Nine Different Types of Liens
• Mortgages — When most people purchase a home, they typically borrow a portion of the sales price. The document filed to secure the loan with the home is a mortgage. Homeowners can have multiple mortgages on a single piece of real estate. If a mortgage has been paid, but not satisfied of record, someone must contact the mortgage company to request that the company research the account to determine if the lien can be canceled. This process can be time-consuming and frustrating, especially for mortgages that have been sold or assigned. Another issue that can make the process difficult is when the bank has closed or changed names.

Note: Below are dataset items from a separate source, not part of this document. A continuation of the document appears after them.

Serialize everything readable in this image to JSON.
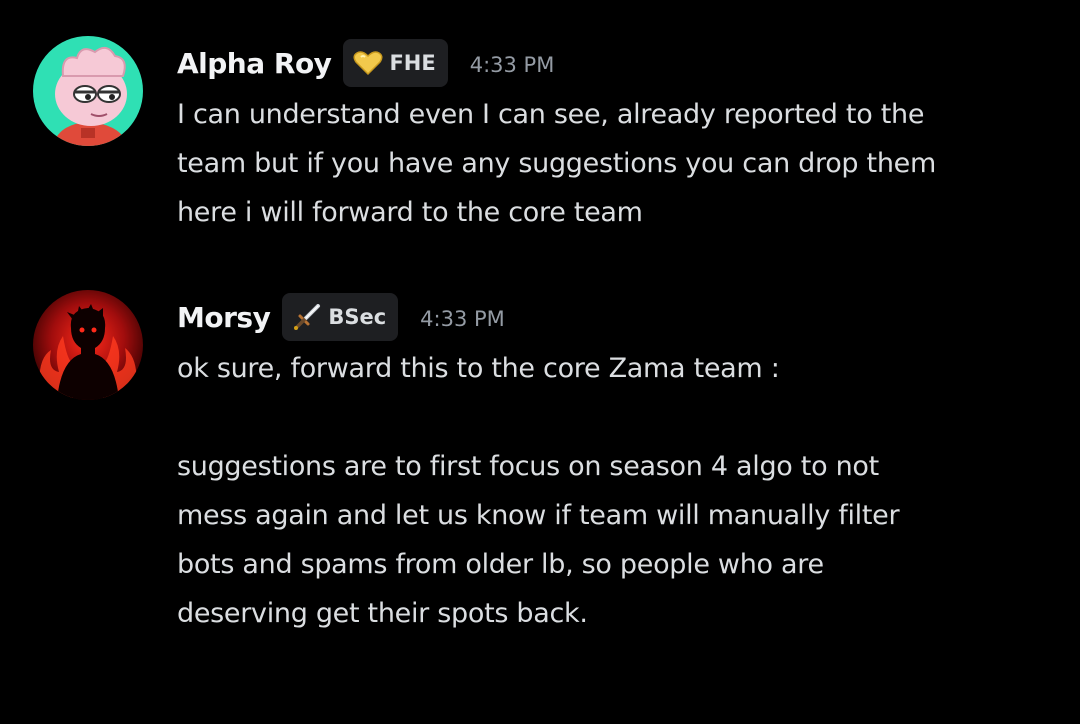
{
  "messages": [
    {
      "username": "Alpha Roy",
      "tag": "FHE",
      "tag_icon": "gold-heart-icon",
      "timestamp": "4:33 PM",
      "avatar": "cartoon-avatar-teal",
      "lines": [
        "I can understand even I can see, already reported to the",
        "team but if you have any suggestions you can drop them",
        "here i will forward to the core team"
      ]
    },
    {
      "username": "Morsy",
      "tag": "BSec",
      "tag_icon": "sword-icon",
      "timestamp": "4:33 PM",
      "avatar": "red-silhouette-avatar",
      "lines": [
        "ok sure, forward this to the core Zama team :",
        "",
        "suggestions are to first focus on season 4 algo to not",
        "mess again and let us know if team will manually filter",
        "bots and spams from older lb, so people who are",
        "deserving get their spots back."
      ]
    }
  ],
  "colors": {
    "background": "#000000",
    "username": "#f2f3f5",
    "text": "#dbdee1",
    "timestamp": "#949ba4",
    "tag_background": "#1e1f22"
  }
}
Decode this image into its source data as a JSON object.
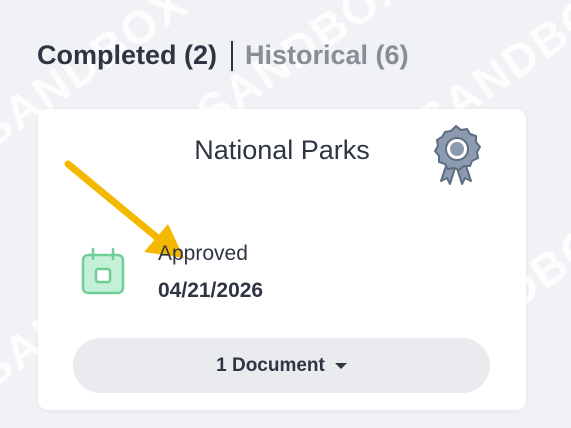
{
  "tabs": {
    "completed": "Completed (2)",
    "historical": "Historical (6)"
  },
  "card": {
    "title": "National Parks",
    "status_label": "Approved",
    "status_date": "04/21/2026",
    "documents_button": "1 Document"
  },
  "watermark_text": "SANDBOX",
  "colors": {
    "background": "#f1f2f6",
    "text": "#2f3542",
    "muted": "#868e96",
    "arrow": "#f5b800",
    "calendar": "#7ed6a8",
    "award": "#8c9bb0"
  },
  "icons": [
    "award-icon",
    "calendar-icon",
    "caret-down-icon"
  ]
}
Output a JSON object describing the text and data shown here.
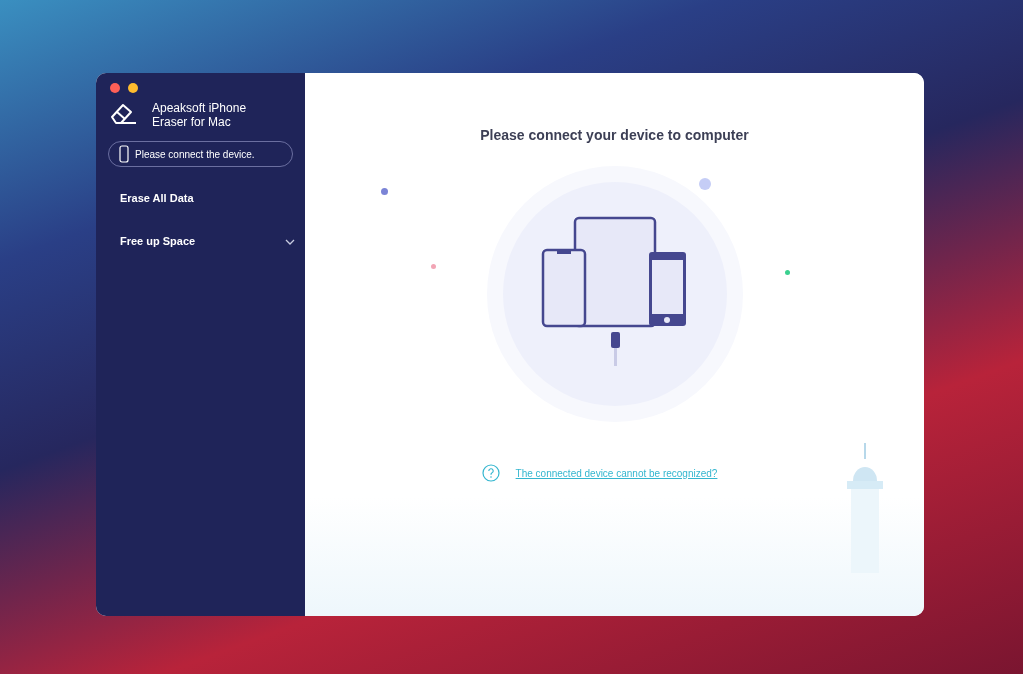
{
  "app": {
    "name": "Apeaksoft iPhone Eraser for Mac"
  },
  "device_status": {
    "text": "Please connect the device."
  },
  "sidebar": {
    "items": [
      {
        "kind": "plain",
        "label": "Erase All Data"
      },
      {
        "kind": "group",
        "label": "Free up Space",
        "expanded": false
      }
    ]
  },
  "main": {
    "heading": "Please connect your device to computer",
    "help_link": "The connected device cannot be recognized?"
  }
}
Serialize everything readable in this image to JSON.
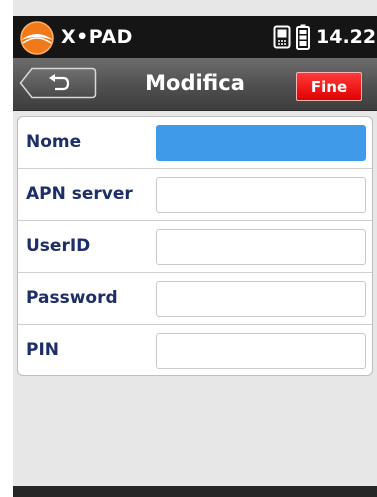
{
  "statusbar": {
    "brand": "X•PAD",
    "time": "14.22"
  },
  "titlebar": {
    "title": "Modifica",
    "done_label": "Fine"
  },
  "form": {
    "fields": [
      {
        "label": "Nome",
        "value": "",
        "focused": true
      },
      {
        "label": "APN server",
        "value": ""
      },
      {
        "label": "UserID",
        "value": ""
      },
      {
        "label": "Password",
        "value": ""
      },
      {
        "label": "PIN",
        "value": ""
      }
    ]
  },
  "colors": {
    "accent_focus": "#3f9bea",
    "done_button": "#e00000",
    "label_text": "#1d2e68",
    "logo_orange": "#f07a1a"
  }
}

• Equity Line — An equity line is also a mortgage, but it allows the homeowner to access the equity in the home. Even though the homeowner may have paid the equity line in full, as long as the mortgage is recorded, it is a valid lien on the home.
• Property Tax Liens — If the owner has not paid the property taxes owed on the home, the county can place a property tax lien on the property. Tax liens can accrue interest at a high rate.
• Mechanic’s Liens — Mechanic’s liens, also referred to as contractor liens, are filed against a home by a contractor who performed work but was not paid for the work. Subcontractors who have not been paid may also place a lien against the home. If the home is sold, the lien must be paid in full to transfer clear title. In some cases, a contractor can foreclose on its lien.
• IRS Tax Liens and State Tax Liens — Unpaid income tax liens are another type of tax lien that can create a title problem for potential buyers. The IRS usually attempts to garnish wages or seize bank accounts. However, when the person does not have liquid assets, the IRS or the state may place a lien on the person’s real estate.
• Judgments — When someone receives a judgment against a person, that judgment is recorded in the public records. The judgment attaches to any real estate the person owned at the time the judgment was entered. This type of lien can also be difficult to cancel because individuals holding judgments can be hard to locate and business can close.
• Domestic Support Liens — If a person falls behind in child support payments or alimony payments, a lien can be placed against the person’s real estate. The lien remains on the property until the home is sold or refinanced at which time the lien must be paid in full to convey clear title.
• UCC Liens — Uniform Commercial Code (UCC) refers to a financing statement that secures a lien on personal property. However, when the personal property is a fixture in a home, the UCC can be filed against the real property.
• Unrecorded Municipal Lines — Unrecorded liens for unpaid sewer utility bills or water bills can be placed against the home if the owner does not pay his utility bills.
Title Services protect you when you are purchasing or selling a home. Researching the liens on a home can be complicated, depending on how many owners have held title to the property in the past. To ensure the current owner has clear title, you must also search previous owners to ensure each owner had clear title when he or she transferred the property.
If different types of liens are discovered, it helps to have an experienced team of professionals working to clear the title for you. Using a reputable title services company can protect your investment.